Cosa ti sembra stiamo perdendo più velocemente?
«Il senso del diritto. Quello che era stato costruito in millenni da Atene, o dall’antica Roma. Ci sono voluti duemila anni per costruire quel tipo di diritto, diritto delle nazioni, dei singoli, diritto internazionale. In fondo cosa è la politica di Trump verso gli immigrati o l’assalto alla Flotilla in acque internazionali, se non la spietata dimostrazione che ora non conta nulla se non la volontà del potente di turno? Non il diritto, la forza. Non il pensiero, le armi. Noi ci siamo appoggiati e ci siamo fidati del diritto per decenni e decenni della nostra vita, dandolo per scontato. Ora invece sembra normale eliminare quello che non ti piace. Quello che non voglio vedermi davanti agli occhi va rimosso. In barba al diritto, la nostra legge comune, quello che ci tiene insieme».

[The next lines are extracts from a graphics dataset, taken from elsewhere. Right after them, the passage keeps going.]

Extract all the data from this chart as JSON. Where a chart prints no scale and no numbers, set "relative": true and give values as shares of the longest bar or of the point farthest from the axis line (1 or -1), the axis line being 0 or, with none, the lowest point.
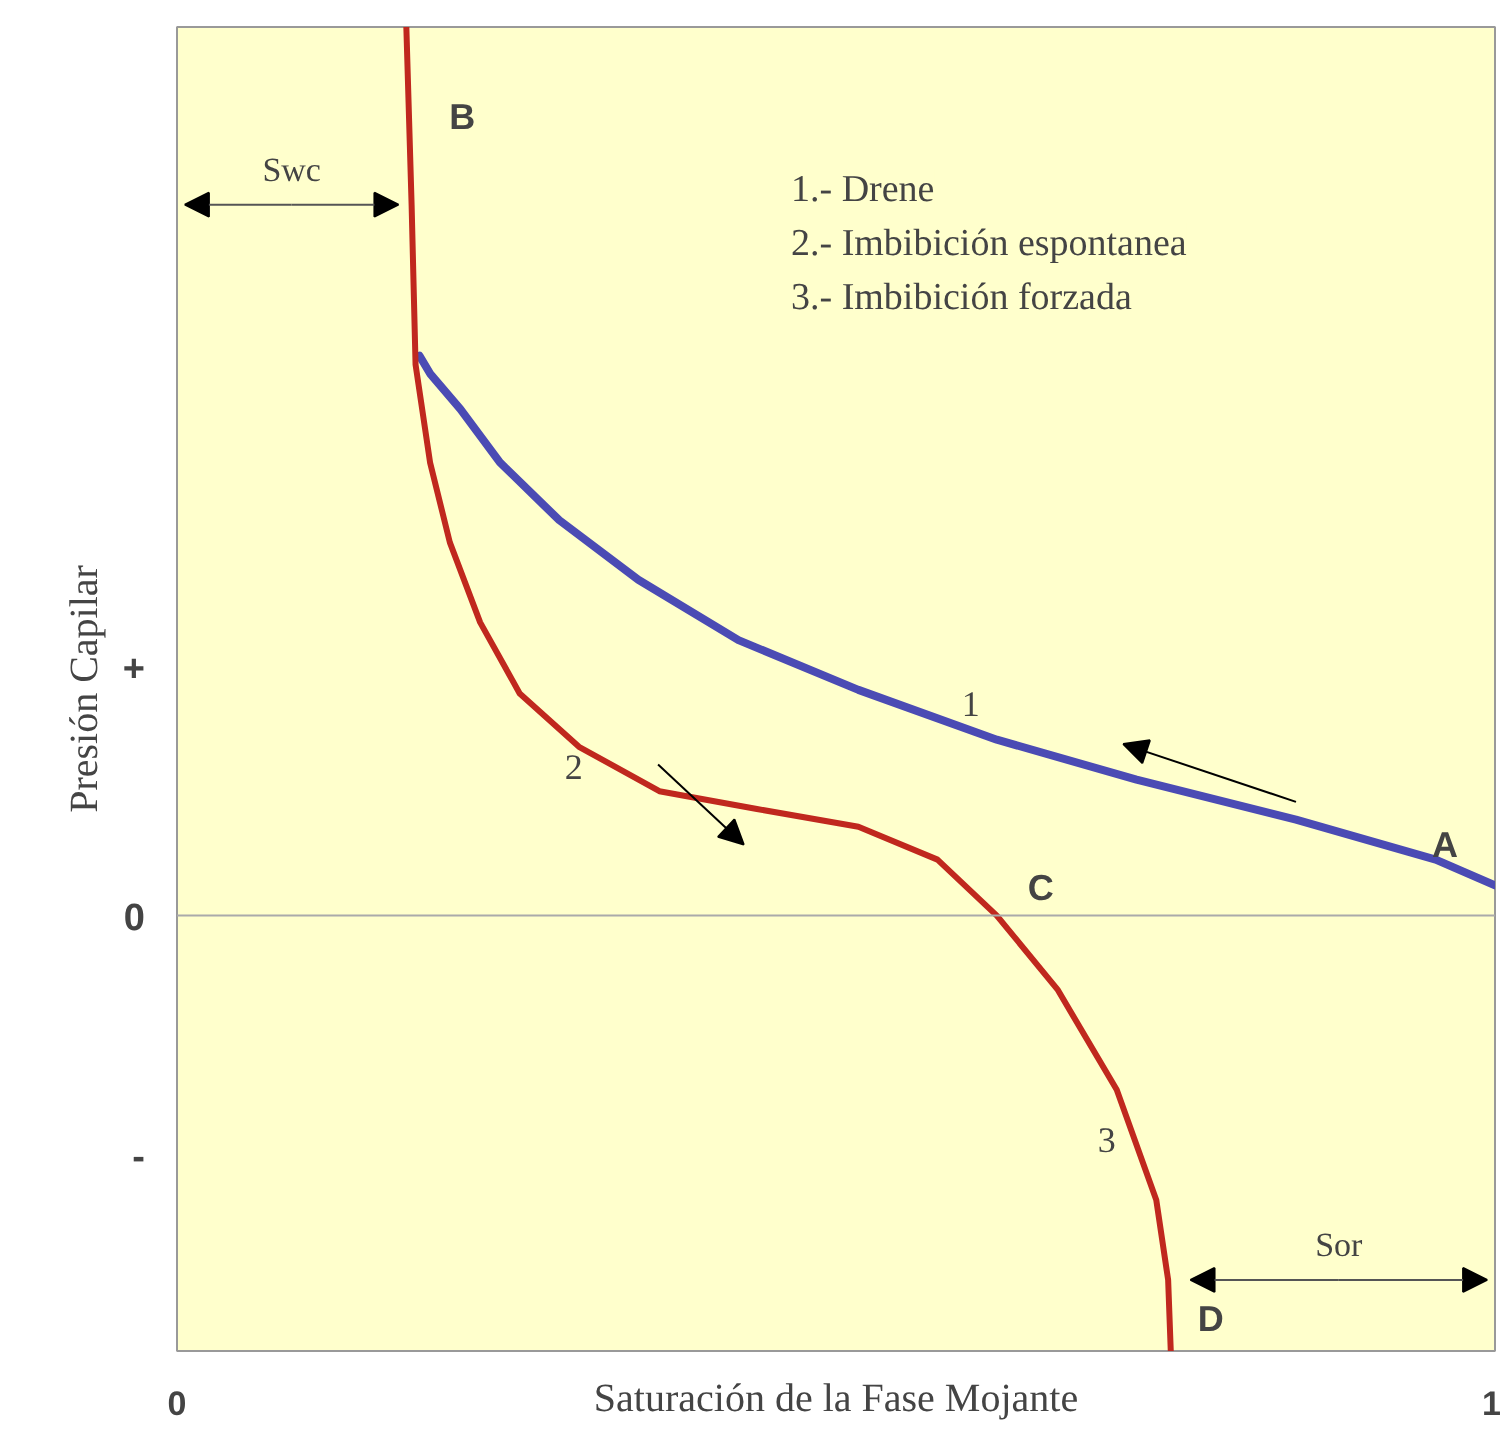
{
  "chart_data": {
    "type": "line",
    "relative": true,
    "xlabel": "Saturación de la Fase Mojante",
    "ylabel": "Presión Capilar",
    "xlim": [
      0,
      1
    ],
    "xticks": [
      0,
      1
    ],
    "series": [
      {
        "color": "#4b4bb4",
        "x": [
          1.0,
          0.955,
          0.849,
          0.728,
          0.622,
          0.517,
          0.426,
          0.35,
          0.29,
          0.245,
          0.215,
          0.192,
          0.184
        ],
        "values": [
          0.034,
          0.063,
          0.108,
          0.153,
          0.198,
          0.254,
          0.31,
          0.378,
          0.445,
          0.51,
          0.57,
          0.61,
          0.63
        ]
      },
      {
        "color": "#c0281e",
        "x": [
          0.174,
          0.178,
          0.181,
          0.192,
          0.207,
          0.23,
          0.26,
          0.305,
          0.366,
          0.44,
          0.517,
          0.577,
          0.622,
          0.668,
          0.713,
          0.743,
          0.752,
          0.754
        ],
        "values": [
          1.0,
          0.8,
          0.62,
          0.51,
          0.42,
          0.33,
          0.25,
          0.19,
          0.14,
          0.12,
          0.1,
          0.063,
          0.0,
          -0.083,
          -0.196,
          -0.32,
          -0.41,
          -0.49
        ]
      }
    ],
    "annotations": [
      "1.- Drene",
      "2.- Imbibición espontanea",
      "3.- Imbibición forzada",
      "+",
      "0",
      "-",
      "B",
      "A",
      "C",
      "D",
      "1",
      "2",
      "3",
      "Swc",
      "Sor"
    ]
  }
}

Quando ci siamo visti nel 2019, tu mi hai parlato a lungo di tua madre.
«Mia mamma se ne è andata nel 2022. C’era ancora il Covid. Quando è morta non me l’hanno lasciata vedere. L’hanno portata di urgenza in un pronto soccorso e poi ci hanno mandati via. Ho un peso sulla coscienza gigantesco perché penso avrei dovuto fare l’impossibile per rimanere con lei e invece mi hanno mandato via con tutte le forze. C’era Mercedes, c’era mio figlio Claudio, eravamo tutti lì con lei e lei stava morendo. Ci hanno mandati via e poi al mattino alle otto ci hanno telefonato per dire che non c’era più. Mia madre è con me praticamente ogni giorno. Mi dice come vanno fatte le cose o come le farebbe lei. È stata una grandissima guida per me e per mio figlio e in pratica non ci ha mai lasciati. È stata una grande sofferenza. Ho imparato che non esiste un momento e non esiste un’età giusta per il dolore».
Quindi per noi, orfani delle tue canzoni, non c’è speranza?
«Ogni tanto mi contattano degli artisti, chiedendomi una canzone e io rispondo sempre: “Ce ne sono a decine, di canzoni mie, rimaste in ombra, brani che pochi conoscono. La garanzia che le conoscano in pochi è perché le ho cantate io. E quindi potete prendervi quelle. Non serve che io scriva altro. È un materiale infinito, che potete reinterpretare a vostro piacimento e farne quel che volete».
Comunque, non si può mai dire. Siamo sotto il cielo, che cambia. Per fortuna, lo vediamo, cambia ogni giorno.